Watching the demonstration from the stump of a roadside tree, chopped down recently by protesters to create a roadblock, a young lawyer saw little but contradiction.
“These people don’t agree on anything – only that the king should be gone,” said Khamraj Khadka, 26, waving his hand at the 5,000 or so protesters.
Two weeks of demonstrations regularly have brought tens of thousands into the streets around Katmandu and smaller crowds in other cities across this Himalayan nation. But under that surface unity is a deeply fractured political scene.
Politicians ousted when the king seized absolute control in February 2005 want their power back with a restored parliament, but they are widely despised for ineffectiveness and corruption.
Maoist rebels want to end generations of feudal-style rule, but they have a long history of brutality in areas under their control.
And many in the crowds of demonstrators know they have had enough of their king, but they have thought little about what could come after.
The political parties and the Maoists – although recent allies in a campaign to oust the king – have been bitter enemies for years and still openly trade insults, leading many observers to worry that Nepal could descend into chaos.
While the king is desperately isolated, sealed behind the red brick walls of his palace and kept in power only by the loyalty of his security forces, his opponents don’t bother to hide the fact they barely can stand one another.
“Do I trust the Maoists? Of course not – at least not completely,” said Jhala Nath Khanal, a top official of the Communist Party of Nepal and a key intermediary between the opposition’s seven-party alliance and the guerrillas. “They talk about democracy now, but violence is a part of their philosophy,”
The feelings are mutual.
“The very character of the seven-party leaders fluctuates,” Matrika Prashad Yadav, a high-level Maoist leader arrested in 2004, said in a jail interview. “If they’re talking to the foreign powers, they say one thing. If they talk to us, they say another thing. … So the people do not trust them.”
Still, the groups have worked together effectively since late last year. Together, they have organized more than two weeks of protests and a general strike that has brought much of normal life to a halt and left Gyanendra badly weakened.
When the king tried to calm the situation Friday by offering to restore multiparty democracy, his opponents – Maoists, politicians and protesters – scoffed.
Nepal has become, in many ways, a nation of political cynics.
Many Nepalis supported the king when he seized power, saying he had to bring order to a chaotic, corrupt political scene and defeat the Maoists, whose 10-year insurgency has left more than 13,000 people dead.

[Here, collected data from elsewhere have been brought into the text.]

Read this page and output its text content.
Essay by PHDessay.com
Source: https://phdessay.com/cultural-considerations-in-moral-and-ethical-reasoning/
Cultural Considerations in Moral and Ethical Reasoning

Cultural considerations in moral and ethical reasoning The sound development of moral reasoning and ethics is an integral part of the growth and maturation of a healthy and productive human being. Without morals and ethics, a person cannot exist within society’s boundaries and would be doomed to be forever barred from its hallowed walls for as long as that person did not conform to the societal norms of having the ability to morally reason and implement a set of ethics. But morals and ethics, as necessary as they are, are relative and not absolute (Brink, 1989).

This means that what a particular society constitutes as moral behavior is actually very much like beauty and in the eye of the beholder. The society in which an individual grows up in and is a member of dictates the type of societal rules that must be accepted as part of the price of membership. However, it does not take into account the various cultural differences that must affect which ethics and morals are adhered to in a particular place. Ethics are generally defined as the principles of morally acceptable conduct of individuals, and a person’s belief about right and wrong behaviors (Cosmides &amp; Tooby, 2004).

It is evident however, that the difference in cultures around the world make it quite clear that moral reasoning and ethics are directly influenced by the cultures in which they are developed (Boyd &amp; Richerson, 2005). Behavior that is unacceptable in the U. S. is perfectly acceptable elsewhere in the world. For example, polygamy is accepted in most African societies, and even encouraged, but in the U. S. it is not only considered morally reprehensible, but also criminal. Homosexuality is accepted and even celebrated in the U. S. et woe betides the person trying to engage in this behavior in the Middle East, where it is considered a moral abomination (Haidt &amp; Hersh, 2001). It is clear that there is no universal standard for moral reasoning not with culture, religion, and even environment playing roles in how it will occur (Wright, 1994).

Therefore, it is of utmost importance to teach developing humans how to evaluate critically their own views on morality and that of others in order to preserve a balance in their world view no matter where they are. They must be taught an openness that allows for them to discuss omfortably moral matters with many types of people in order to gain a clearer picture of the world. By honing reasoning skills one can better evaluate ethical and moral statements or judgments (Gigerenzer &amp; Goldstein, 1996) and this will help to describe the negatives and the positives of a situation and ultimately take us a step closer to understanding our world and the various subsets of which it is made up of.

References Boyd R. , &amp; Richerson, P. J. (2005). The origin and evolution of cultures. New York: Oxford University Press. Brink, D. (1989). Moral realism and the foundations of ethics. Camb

Few people had been impressed by Nepal’s 15-year experiment with democracy under a constitutional monarchy, when power regularly was traded among a tiny clique of politicians. During their rule, Nepal remained one of the world’s poorest and least-developed countries. A third of its people live in poverty, and less than half of all adults are able to read.

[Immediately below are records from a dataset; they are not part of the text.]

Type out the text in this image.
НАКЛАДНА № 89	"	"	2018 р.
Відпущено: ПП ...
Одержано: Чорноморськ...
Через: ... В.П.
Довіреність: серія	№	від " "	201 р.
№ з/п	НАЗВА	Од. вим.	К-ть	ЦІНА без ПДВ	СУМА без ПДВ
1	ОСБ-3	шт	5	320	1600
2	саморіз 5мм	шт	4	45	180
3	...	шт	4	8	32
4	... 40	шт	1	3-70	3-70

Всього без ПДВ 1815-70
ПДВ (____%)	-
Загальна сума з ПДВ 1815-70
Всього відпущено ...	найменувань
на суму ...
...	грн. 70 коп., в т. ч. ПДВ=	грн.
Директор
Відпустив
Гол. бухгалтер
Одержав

However, Gyanendra did no better as an autocrat. The insurgency grew worse after he took power, and the economy stumbled badly. His initial support evaporated.

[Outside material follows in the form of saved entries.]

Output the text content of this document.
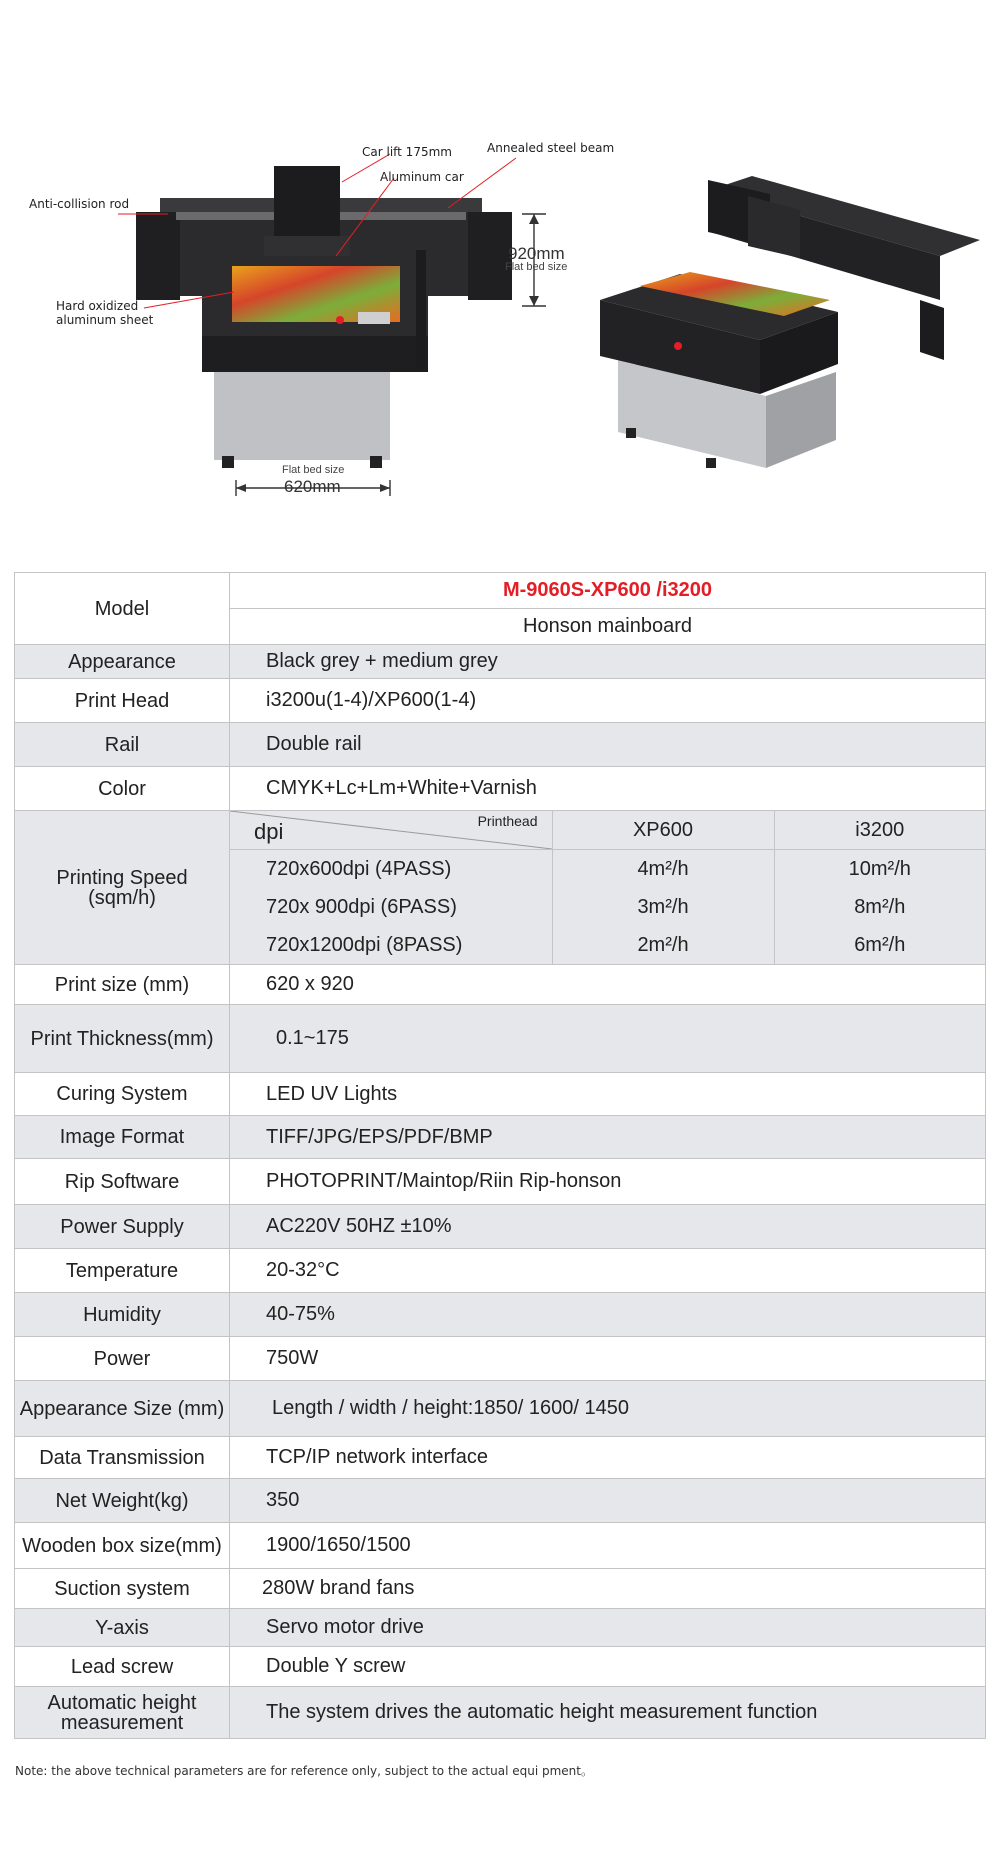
Car lift 175mm	Annealed steel beam
Aluminum car
Anti-collision rod
Hard oxidized
aluminum sheet
920mm
Flat bed size
Flat bed size
620mm
Model	M-9060S-XP600 /i3200
Honson mainboard
Appearance	Black grey + medium grey
Print Head	i3200u(1-4)/XP600(1-4)
Rail	Double rail
Color	CMYK+Lc+Lm+White+Varnish

Printing Speed
(sqm/h)

dpi	Printhead	XP600	i3200
720x600dpi (4PASS)	4m²/h	10m²/h
720x 900dpi (6PASS)	3m²/h	8m²/h
720x1200dpi (8PASS)	2m²/h	6m²/h

Print size (mm)	620 x 920
Print Thickness(mm)	0.1~175
Curing System	LED UV Lights
Image Format	TIFF/JPG/EPS/PDF/BMP
Rip Software	PHOTOPRINT/Maintop/Riin Rip-honson
Power Supply	AC220V 50HZ ±10%
Temperature	20-32°C
Humidity	40-75%
Power	750W
Appearance Size (mm)	Length / width / height:1850/ 1600/ 1450
Data Transmission	TCP/IP network interface
Net Weight(kg)	350
Wooden box size(mm)	1900/1650/1500
Suction system	280W brand fans
Y-axis	Servo motor drive
Lead screw	Double Y screw
Automatic height measurement	The system drives the automatic height measurement function
Note: the above technical parameters are for reference only, subject to the actual equi pment。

“We don’t have good leaders in Nepal. I wish we did,” businessman Gaura Shankar said as he watched from the fringes of Sunday’s demonstration. “All they want to do is become the boss.”
He noted that no opposition leaders actually were marching in the protests.
Clearly responding to such criticism, the seven-party alliance is calling for even bigger demonstrations Tuesday and says party leaders will head the marchers.
Despite the divisions, even cynical Nepalis say the protests are important.
Ranjan Sapkota, a 27-year-old doctor marching Saturday, said the demonstrations might prove that Nepal’s people can shape their political future.
“Right now, the most important thing is to get rid of the king,” he said.